Re: physical bytes
Posted by:
Rick James
Date: September 12, 2011 11:22AM
Let's throw another factor into the mix. When you UPDATE one row, are you also updating a million other rows at once? Are the rows likely to be 'near' each other?
"Count the disk hits".
For a trillion rows, performance is all about counting the disk hits. CPU, RAM size, caching, etc are all blown away by the need for hitting the disk for _every_ row.
Unless...
Unless the rows you hit can, due to the characteristics of the data and of the application, be "adjacent".
Fetching one million _random_ rows will be (approximately) one million disk hits. On ordinary drives, this will take 2-3 hours.
Fetching one million _consecutive_ rows will take more like 10K disk hits. (The value varies with Engine, schema, etc, etc.) ~2 minutes.
Rules of thumb:
RAID striping (-1, -5, -6, -10): Divide the time by the striping factor.
SSDs: Divide the time by 10.
To update a trillion VARCHARs, or even CHARs, will take weeks even under optimal accesses. It will take years in the worst case (random access, grow the length, etc)
Let's switch the metric to 'frequency'. How often would you like to UPDATE a VARCHAR? 10 times a second -- no problem. Count the disk hits: maybe 4 per row: MyISAM: 2 for locating record and deleting it from there, 2 more for writing elsewhere. InnoDB: 2 -- it will stay in the same block (block splits would be rare).

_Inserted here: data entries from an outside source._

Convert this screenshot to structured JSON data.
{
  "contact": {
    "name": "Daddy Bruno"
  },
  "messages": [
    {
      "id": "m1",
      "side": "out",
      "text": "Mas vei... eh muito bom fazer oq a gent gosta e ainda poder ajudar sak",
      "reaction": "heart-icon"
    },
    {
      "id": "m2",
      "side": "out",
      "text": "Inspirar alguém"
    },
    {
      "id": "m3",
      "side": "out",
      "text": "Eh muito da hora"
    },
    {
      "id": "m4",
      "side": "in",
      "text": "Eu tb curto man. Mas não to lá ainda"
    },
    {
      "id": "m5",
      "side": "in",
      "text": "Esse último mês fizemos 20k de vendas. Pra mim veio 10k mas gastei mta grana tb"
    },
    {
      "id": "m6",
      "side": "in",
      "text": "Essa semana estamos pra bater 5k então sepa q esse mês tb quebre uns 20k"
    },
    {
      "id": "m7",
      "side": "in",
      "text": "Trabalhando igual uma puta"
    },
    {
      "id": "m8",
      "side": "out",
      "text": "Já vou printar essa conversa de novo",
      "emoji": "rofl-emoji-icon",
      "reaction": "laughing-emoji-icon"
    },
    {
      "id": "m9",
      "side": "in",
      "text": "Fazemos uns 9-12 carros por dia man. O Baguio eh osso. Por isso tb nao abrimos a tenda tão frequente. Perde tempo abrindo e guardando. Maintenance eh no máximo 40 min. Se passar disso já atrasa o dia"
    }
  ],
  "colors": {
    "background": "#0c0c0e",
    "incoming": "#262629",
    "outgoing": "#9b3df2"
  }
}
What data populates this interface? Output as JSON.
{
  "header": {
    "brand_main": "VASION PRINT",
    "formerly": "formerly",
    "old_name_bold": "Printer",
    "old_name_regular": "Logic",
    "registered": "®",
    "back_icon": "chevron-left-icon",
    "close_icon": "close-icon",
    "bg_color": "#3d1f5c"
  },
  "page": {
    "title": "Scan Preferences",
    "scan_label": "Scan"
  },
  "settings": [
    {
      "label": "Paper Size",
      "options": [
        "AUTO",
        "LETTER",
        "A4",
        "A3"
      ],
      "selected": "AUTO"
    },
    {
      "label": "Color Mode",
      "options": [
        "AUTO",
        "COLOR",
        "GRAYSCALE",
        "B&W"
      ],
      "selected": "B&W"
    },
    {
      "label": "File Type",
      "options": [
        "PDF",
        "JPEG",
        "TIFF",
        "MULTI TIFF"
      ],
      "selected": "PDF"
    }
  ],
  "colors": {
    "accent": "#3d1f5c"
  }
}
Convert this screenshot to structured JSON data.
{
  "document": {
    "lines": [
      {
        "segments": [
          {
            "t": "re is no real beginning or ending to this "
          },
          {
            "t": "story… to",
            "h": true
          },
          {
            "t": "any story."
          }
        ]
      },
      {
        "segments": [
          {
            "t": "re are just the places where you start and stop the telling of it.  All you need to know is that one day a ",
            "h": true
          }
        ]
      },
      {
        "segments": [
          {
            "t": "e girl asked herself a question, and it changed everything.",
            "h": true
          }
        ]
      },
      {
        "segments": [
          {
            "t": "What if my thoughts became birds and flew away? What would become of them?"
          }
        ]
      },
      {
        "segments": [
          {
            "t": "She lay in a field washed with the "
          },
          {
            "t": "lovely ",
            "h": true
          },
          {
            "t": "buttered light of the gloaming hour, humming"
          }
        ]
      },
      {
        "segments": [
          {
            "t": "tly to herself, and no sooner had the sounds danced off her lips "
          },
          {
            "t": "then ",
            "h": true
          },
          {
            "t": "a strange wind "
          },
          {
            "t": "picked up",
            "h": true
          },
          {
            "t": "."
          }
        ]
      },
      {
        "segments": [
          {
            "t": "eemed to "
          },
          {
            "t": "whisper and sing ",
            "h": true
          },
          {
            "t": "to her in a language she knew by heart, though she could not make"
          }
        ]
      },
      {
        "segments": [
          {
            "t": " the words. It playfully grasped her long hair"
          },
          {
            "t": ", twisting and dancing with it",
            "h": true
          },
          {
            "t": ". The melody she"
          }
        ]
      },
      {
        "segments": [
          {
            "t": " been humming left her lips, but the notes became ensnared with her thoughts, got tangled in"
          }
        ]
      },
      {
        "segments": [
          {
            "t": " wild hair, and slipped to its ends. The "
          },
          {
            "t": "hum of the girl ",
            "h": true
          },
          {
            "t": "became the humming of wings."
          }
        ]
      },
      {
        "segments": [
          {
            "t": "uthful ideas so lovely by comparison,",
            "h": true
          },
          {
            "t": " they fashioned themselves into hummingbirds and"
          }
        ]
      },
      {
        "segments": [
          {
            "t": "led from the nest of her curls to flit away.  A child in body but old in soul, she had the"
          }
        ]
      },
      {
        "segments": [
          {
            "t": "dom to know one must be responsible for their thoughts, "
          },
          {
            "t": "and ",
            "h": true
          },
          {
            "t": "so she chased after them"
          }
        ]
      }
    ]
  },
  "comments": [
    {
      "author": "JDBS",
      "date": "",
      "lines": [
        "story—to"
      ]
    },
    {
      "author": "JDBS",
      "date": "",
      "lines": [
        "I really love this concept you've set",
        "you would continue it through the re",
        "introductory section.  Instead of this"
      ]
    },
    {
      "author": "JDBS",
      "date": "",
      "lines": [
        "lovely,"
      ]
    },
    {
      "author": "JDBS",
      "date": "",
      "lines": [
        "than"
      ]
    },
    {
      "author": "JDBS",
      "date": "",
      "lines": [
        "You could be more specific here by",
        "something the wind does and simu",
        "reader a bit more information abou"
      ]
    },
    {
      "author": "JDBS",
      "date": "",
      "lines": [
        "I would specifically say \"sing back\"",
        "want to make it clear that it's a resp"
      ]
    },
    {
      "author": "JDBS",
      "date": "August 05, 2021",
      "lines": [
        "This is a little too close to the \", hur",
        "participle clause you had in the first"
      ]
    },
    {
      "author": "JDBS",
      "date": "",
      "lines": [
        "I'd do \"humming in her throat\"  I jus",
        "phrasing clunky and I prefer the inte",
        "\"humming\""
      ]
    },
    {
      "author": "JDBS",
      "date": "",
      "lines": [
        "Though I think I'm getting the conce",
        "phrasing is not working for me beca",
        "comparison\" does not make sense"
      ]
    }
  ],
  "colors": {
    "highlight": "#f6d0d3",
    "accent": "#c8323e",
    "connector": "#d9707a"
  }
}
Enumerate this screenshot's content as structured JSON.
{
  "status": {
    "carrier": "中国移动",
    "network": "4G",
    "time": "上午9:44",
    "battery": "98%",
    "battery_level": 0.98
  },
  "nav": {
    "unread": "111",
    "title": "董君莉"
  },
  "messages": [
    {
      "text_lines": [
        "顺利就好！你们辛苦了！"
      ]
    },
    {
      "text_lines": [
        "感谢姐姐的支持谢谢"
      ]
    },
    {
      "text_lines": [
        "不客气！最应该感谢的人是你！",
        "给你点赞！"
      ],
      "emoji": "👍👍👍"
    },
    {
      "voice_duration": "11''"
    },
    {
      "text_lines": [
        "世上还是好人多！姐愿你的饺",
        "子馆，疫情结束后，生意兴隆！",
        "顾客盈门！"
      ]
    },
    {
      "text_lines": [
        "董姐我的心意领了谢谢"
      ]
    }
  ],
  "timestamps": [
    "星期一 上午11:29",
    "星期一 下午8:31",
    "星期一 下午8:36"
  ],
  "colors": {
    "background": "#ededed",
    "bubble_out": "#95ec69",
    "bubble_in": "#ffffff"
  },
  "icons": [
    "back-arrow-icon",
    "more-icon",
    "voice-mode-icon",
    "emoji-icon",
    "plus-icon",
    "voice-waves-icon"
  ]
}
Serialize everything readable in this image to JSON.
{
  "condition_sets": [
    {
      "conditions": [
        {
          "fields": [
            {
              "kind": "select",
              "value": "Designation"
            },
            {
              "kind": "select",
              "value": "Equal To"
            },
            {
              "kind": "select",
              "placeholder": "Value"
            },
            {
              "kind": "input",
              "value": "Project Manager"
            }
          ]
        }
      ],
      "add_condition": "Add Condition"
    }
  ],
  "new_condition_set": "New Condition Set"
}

Caveat: In my calculations, I am assuming that non-leaf nodes are fully cached and that leaf nodes are not cached long enough to matter. You haven't shows the Engine or the Schema, so I can't even guess how big the non-leaf nodes will be or whether they will fit in RAM. With 1T rows, there is some chance that non-leaf nodes cannot be fully cached; this would add to the number of disk hits, especially for random operations.
Back to 1T and CHAR/VARCHAR.
* Avoid utf8 except where it is necessary.
* Calculate the table size for CHAR(10) versus VARCHAR -- to see how much disk space CHAR(10) would force on you. Also, find out if InnoDB would trim CHAR anyway.
* Keep in mind the radical differences between InnoDB and MyISAM.
* Consider BINARY/VARBINARY.
* Can you avoid the UPDATE you describe?
* Consider ENUM instead of CHAR/VARCHAR. It takes 1 byte (up to 255 options), or 2 bytes.